2° Je ne m’étendrai point sur la vertu d’humilité. Je vous engagerai seulement à être humble envers vous-même. L’orgueil, après avoir été vaincu au dehors, se réfugie en nous et se prend à de belles petites minuties. Que c’est pitié de voir des âmes, capables de grandes choses, prises dans des toiles d’araignée! Dieu permet cela pour bien nous faire comprendre l’abîme des misères humaines. Sondez celui qui se trouve au fond de vous-même et, tous les jours, arrachez quelque racine de cette plante empoisonnée, qui repousse sans cesse et repoussera jusqu’à notre dernier soupir.

Un moyen que j’ai trouvé excellent pour fuir l’orgueil, c’est d’étudier moins ses infirmités que les perfections de Dieu. On ne descend jamais de cette contemplation pour regarder son mal et sa corruption, sans être bouleversé de tout le mal qui frappe les yeux de l’âme.

3° Vous voulez marcher dans la voie des mortifications. Prenez garde d’abord à ce que ce désir ne soit plutôt l’effet de l’irritation du tempérament. Dans cet état, on veut quelquefois les mortifications, comme on voudrait gratter une piqûre qui démange. Je vous demande pardon de la comparaison, mais elle est très exacte. Il est bien sûr que la personne que je suppose aura beaucoup de mérite à ne pas se gratter. De même, quelquefois, en a-t-on un très grand à résister au désir de se mortifier.

Je dois ajouter encore que, dans les mortifications, vous devez choisir celles qui altéreront le moins votre santé. Je vous fais de ceci un devoir rigoureux, parce que vous êtes mère. Fénelon fait observer qu’une mortification très grande est de s’astreindre, lorsqu’on a une santé faible, à un régime sévère.

Rien ne fomente plus l’orgueil que la mortification du corps. Cassien, je crois, vit dans un monastère du mont Sinaï un religieux qui s’était mis dans du fumier, afin de se faire dévorer vivant par les vers, et qui pourtant ne pouvait supporter la plus légère observation sans se livrer à de violentes colères.
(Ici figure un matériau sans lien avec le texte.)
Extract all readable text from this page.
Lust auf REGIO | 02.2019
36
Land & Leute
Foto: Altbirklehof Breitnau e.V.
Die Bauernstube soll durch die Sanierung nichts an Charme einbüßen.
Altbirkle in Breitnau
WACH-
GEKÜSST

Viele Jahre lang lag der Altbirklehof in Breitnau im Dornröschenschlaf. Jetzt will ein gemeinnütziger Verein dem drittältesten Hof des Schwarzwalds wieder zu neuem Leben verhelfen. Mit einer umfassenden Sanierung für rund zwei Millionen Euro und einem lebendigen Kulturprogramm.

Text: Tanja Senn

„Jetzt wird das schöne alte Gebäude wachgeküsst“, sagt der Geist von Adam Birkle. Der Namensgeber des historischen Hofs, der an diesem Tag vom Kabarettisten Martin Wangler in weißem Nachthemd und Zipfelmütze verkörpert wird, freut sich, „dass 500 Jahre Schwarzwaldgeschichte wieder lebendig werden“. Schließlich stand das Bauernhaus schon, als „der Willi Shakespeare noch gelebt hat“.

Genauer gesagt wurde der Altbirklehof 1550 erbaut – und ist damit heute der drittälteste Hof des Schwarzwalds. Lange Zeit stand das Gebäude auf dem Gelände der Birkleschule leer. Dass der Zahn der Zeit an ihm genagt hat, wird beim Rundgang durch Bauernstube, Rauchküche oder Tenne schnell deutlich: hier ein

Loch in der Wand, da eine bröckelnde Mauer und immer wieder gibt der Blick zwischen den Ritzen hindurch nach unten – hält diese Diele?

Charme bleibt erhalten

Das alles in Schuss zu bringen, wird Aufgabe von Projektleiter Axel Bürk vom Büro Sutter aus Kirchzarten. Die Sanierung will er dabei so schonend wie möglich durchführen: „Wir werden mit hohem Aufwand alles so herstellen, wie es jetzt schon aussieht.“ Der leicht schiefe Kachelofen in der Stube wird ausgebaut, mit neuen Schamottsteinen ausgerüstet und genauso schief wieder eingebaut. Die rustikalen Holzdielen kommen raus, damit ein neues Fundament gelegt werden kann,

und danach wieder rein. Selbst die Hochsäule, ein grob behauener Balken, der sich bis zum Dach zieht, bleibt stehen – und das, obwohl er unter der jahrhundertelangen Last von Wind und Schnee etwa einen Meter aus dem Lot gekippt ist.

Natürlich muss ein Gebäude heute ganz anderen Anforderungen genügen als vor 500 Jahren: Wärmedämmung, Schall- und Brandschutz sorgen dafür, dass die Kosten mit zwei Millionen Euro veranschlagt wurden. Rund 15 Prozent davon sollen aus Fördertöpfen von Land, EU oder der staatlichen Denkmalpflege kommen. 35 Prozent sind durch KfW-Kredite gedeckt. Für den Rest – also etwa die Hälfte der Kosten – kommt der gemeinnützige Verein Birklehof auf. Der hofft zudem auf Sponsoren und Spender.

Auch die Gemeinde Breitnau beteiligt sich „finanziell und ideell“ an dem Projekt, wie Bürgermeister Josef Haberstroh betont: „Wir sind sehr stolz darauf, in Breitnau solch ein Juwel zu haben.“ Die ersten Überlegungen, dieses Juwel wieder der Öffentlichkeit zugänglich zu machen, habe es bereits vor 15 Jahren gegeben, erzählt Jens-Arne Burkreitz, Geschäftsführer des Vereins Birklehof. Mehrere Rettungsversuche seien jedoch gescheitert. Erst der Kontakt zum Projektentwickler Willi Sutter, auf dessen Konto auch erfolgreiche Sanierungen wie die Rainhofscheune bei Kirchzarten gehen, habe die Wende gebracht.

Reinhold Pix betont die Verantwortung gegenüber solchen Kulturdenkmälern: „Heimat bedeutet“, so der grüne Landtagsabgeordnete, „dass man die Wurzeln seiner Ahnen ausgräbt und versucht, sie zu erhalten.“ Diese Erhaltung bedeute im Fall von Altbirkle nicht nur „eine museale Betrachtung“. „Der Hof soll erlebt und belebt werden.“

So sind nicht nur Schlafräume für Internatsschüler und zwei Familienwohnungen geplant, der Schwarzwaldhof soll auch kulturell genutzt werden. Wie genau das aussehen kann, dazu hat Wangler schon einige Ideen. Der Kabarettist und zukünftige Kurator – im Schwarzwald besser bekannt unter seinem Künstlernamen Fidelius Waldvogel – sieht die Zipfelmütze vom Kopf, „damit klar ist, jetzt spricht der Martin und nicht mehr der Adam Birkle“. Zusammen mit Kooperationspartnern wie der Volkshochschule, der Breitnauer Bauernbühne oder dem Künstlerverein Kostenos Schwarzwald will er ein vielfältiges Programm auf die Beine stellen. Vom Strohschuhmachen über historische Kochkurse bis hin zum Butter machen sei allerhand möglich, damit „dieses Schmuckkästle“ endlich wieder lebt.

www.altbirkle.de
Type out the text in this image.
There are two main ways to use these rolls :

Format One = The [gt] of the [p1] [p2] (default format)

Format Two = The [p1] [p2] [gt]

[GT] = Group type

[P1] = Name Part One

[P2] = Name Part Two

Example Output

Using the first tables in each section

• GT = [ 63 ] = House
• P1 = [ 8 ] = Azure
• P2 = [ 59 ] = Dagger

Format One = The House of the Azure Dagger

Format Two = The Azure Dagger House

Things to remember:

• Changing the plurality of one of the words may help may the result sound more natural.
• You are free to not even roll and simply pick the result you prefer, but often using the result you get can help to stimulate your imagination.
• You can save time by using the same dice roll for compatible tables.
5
Après ces trois observations, je déclare hautement que la mortification est le fondement de la vie du chrétien. Si quelqu’un veut venir après moi, dit Jésus-Christ, qu’il se renonce lui-même, qu’il porte sa croix et qu’il me suive!(3) Se renoncer, c’est mortifier son esprit; porter sa croix, c’est se mortifier dans sa conduite ou sa volonté; suivre Jésus, c’est marcher au Calvaire, où toutes les douleurs l’attendent.

Je suis convaincu que vous avez déjà fait usage de votre imagination, pour vous croire dans les situations les plus rudes et les accepter, supposé qu’il plût à Dieu de vous y placer. Les mortifications de ce genre sont, je crois, excellentes, et il n’y a de règle pour les limiter que de ne rien se permettre qui donne extérieurement de nous une opinion extraordinaire en bien ou en mal, ou qui suscite dans le coeur le plus léger mouvement d’amour-propre.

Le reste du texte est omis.